NDCG addresses all these concerns, making it an excellent metric for evaluating and optimizing vector search systems.

Implementing NDCG in Python

Here's a simple Python implementation using NumPy:

import numpy as np

def dcg(relevance_scores, k=None):
    """Calculate Discounted Cumulative Gain"""
    if k is not None:
        relevance_scores = relevance_scores[:k]

    return np.sum(relevance_scores / np.log2(np.arange(2, len(relevance_scores) + 2)))

def ndcg(relevance_scores, ideal_relevance_scores, k=None):
    """Calculate Normalized Discounted Cumulative Gain"""
    if k is not None:
        relevance_scores = relevance_scores[:k]
        ideal_relevance_scores = ideal_relevance_scores[:k]

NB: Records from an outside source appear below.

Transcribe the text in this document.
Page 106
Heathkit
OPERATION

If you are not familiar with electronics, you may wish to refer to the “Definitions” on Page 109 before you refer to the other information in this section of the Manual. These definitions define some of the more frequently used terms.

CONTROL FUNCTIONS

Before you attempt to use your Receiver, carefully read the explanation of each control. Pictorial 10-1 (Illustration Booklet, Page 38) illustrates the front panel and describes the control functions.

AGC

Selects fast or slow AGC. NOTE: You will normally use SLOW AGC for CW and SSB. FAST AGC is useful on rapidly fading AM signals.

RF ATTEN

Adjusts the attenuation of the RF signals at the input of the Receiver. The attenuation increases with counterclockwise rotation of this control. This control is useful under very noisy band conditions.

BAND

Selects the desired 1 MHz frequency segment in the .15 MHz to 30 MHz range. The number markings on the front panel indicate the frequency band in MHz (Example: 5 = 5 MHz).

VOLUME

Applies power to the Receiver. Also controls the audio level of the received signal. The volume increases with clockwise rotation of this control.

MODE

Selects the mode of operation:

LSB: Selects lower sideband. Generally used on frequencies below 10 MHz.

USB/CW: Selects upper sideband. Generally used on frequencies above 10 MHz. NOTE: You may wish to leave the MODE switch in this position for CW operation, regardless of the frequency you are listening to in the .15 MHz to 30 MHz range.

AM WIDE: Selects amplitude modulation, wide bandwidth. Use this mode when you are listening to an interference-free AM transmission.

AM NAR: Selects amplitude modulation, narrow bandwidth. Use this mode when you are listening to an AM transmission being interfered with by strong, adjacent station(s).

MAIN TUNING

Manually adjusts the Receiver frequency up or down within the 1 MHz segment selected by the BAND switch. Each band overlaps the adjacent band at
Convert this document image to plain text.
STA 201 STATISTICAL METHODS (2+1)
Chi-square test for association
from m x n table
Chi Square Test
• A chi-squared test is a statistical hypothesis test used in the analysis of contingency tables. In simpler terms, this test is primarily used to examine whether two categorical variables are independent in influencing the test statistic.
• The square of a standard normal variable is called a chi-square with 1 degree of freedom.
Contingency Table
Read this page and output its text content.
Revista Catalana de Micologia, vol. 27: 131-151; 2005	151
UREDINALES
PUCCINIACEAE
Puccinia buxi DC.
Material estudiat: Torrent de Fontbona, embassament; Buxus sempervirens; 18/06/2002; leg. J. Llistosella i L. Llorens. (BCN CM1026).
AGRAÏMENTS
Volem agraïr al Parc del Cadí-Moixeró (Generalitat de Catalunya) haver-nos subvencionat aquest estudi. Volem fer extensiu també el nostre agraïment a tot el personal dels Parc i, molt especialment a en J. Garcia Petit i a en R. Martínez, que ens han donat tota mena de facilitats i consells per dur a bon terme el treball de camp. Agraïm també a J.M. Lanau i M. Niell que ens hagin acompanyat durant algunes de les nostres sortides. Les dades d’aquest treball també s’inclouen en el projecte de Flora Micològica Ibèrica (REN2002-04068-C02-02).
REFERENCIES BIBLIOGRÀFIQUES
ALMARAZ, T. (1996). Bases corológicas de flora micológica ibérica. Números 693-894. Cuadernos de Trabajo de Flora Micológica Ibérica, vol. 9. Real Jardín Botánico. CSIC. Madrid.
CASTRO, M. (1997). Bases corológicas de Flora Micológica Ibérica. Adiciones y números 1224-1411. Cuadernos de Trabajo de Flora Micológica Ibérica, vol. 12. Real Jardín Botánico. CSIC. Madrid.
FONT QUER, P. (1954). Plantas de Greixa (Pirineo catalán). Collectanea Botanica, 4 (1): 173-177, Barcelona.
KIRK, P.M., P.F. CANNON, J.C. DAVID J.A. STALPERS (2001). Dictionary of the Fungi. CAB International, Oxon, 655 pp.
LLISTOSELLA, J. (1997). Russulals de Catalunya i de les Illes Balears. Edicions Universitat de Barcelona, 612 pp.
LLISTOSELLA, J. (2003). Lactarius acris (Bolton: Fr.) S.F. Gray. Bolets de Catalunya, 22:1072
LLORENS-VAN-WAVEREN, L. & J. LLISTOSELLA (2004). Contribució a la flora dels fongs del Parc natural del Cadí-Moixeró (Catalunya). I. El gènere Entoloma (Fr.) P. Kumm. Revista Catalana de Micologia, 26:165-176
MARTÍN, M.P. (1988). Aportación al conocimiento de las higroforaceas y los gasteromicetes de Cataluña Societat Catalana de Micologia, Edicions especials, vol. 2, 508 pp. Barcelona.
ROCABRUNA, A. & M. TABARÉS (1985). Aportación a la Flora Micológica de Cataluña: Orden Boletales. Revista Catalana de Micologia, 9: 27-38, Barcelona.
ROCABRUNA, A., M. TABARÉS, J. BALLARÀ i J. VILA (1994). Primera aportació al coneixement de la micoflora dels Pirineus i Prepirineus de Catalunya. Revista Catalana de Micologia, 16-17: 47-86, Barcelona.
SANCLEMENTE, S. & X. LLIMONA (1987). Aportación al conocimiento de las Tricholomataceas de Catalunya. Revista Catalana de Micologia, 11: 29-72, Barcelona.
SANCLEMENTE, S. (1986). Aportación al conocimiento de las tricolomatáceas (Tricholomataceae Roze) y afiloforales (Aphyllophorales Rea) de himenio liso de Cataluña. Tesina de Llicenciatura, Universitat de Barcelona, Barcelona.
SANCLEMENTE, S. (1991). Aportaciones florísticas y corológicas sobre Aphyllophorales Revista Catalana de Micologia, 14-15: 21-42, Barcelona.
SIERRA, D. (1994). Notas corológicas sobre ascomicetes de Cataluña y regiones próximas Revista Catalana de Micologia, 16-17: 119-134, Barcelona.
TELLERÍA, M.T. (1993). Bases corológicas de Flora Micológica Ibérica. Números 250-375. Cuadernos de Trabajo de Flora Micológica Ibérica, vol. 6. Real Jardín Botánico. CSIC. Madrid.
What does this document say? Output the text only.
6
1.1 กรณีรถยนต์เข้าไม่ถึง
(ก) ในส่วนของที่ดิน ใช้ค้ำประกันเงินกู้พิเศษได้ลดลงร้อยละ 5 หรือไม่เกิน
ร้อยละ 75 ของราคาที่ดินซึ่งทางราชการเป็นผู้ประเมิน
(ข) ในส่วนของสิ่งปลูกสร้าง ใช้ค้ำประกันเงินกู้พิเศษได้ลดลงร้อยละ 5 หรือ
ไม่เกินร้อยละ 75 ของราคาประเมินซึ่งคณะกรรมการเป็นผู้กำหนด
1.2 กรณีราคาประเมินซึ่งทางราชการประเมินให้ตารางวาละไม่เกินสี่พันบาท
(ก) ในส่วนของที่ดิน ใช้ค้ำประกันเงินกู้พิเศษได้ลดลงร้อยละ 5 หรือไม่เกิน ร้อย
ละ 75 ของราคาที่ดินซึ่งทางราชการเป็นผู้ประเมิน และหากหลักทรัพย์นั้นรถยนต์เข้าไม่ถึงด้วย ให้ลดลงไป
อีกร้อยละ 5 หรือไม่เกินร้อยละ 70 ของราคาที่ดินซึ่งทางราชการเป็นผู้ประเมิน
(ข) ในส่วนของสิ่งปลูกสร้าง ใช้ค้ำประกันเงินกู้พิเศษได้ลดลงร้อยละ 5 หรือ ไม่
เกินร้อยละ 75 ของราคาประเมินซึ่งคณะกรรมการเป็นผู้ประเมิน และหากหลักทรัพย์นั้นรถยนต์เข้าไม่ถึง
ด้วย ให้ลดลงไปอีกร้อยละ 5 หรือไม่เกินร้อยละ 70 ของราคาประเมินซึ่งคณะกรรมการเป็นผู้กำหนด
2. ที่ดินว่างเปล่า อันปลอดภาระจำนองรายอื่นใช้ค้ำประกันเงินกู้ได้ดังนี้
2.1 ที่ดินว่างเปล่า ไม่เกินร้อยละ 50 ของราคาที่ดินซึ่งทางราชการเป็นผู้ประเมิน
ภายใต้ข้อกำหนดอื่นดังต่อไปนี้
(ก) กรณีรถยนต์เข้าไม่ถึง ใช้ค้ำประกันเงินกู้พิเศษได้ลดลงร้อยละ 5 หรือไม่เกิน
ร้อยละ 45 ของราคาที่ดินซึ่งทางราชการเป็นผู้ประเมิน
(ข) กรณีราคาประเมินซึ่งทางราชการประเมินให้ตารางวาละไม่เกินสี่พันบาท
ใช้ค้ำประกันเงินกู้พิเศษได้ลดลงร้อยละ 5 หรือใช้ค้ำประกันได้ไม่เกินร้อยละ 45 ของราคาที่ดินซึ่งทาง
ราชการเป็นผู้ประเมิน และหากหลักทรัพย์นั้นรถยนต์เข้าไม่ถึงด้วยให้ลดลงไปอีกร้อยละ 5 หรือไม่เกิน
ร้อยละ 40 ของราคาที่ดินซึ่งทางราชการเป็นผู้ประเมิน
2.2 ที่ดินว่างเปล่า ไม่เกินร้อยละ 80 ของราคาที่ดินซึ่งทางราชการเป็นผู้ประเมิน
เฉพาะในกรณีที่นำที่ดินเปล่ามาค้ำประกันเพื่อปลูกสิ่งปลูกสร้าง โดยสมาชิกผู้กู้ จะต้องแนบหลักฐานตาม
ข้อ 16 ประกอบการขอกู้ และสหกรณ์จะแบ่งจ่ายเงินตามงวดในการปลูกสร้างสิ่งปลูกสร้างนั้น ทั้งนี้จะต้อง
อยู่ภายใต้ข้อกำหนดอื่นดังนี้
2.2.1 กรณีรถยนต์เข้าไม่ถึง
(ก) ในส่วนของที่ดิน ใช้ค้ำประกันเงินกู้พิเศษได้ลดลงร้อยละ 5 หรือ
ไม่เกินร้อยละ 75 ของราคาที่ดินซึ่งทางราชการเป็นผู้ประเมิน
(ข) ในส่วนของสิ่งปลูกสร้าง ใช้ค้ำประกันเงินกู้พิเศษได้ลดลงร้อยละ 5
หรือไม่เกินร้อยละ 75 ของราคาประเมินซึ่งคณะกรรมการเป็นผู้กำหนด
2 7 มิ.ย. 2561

    dcg_value = dcg(relevance_scores)
    ideal_dcg_value = dcg(ideal_relevance_scores)

    if ideal_dcg_value == 0:
        return 0.0

    return dcg_value / ideal_dcg_value

# Example usage
actual_relevance = np.array([3, 2, 3, 0, 1])
ideal_relevance = np.array([3, 3, 2, 1, 0])  # Sorted in descending order

print(f"NDCG: {ndcg(actual_relevance, ideal_relevance)}")

Conclusion

NDCG is an essential metric for evaluating ranking systems, particularly in vector search applications. It effectively balances the twin concerns of relevance and position, giving you a reliable measure of your search quality.

When optimizing your vector search system, NDCG should be one of your primary evaluation metrics, helping you quantify improvements as you refine your embeddings, similarity metrics, and retrieval algorithms.